As part of the study, the researchers asked teacher to assess what percentage of their classroom time was based on problem-based (i.e. Cooperative learning, i.e. student centered learning, i.e. cooperative groupings, etc. etc.–because God forbid educators pick one name for a technique!!) versus lecture-style (i.e. School Marm) teaching.  As I’m reading these articles, I’m thinking…Wow, am I an awful teacher??  I don’t do any student-centered learning!  They aren’t learning anything.  How could anyone give someone as incompetent as myself a classroom?!?

That’s always my first reaction.  Self-criticism.

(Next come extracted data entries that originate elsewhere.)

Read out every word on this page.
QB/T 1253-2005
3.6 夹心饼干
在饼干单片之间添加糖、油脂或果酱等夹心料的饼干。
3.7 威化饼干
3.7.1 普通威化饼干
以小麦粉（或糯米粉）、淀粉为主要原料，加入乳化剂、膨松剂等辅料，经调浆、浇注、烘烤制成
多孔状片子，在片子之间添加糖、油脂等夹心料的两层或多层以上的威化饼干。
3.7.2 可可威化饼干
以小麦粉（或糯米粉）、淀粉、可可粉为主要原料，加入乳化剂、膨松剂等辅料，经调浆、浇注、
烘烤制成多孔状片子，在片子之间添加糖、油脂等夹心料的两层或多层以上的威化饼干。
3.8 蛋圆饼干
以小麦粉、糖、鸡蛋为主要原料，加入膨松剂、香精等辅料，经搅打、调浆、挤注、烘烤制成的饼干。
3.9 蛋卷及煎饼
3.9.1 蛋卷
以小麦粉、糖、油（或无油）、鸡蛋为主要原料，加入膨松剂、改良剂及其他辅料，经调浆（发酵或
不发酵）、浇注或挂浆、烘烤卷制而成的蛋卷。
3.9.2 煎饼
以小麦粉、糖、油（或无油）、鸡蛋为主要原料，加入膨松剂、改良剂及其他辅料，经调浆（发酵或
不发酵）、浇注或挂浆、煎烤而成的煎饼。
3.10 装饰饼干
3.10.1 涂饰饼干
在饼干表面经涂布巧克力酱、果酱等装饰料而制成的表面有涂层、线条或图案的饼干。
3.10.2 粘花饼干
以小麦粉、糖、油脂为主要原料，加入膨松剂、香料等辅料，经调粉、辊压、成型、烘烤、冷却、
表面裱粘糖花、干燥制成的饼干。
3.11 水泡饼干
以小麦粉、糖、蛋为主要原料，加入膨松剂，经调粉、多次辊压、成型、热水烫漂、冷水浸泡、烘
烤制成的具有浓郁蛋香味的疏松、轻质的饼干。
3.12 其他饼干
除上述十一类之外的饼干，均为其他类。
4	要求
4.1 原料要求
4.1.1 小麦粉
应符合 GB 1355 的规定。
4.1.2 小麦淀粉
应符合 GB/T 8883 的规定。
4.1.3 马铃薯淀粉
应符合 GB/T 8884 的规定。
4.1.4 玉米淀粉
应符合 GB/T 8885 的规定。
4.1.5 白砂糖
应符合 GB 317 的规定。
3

After digesting and processing the information (and critiquing my every move from “Good morning, class!” to “Have a good afternoon”), I realized that I have a pretty careful balance of around 50/50 for each of the teaching methods.  I would say I generally lecture in two conditions–1)  The beginning of a new unit and I’m providing introductory information, and 2) Needing to do a quick overview of a lot of information that I think can best be disseminated through direct instruction.  My student-centered learning comes in the form of group work, independent project (especially in my honors class), individual work, and grouping work.  I think, that like everything else in life (desserts included), everything is fine in moderation.  I don’t see anything wrong or inappropriate with my love of lecturing, nor do I see anything wrong with another, possibly more creative!, teacher’s ability to incorporate student-centered learning into 80% of her teaching.  Both methods are “research based” (buzz words of education today), and both have been proven as tried and true over periods of use.

I guess we’ll see how appropriate and useful my teaching techniques are over the next few years as we being implementation of our RtI universal screener and begin using data to track student growth–roll the dice!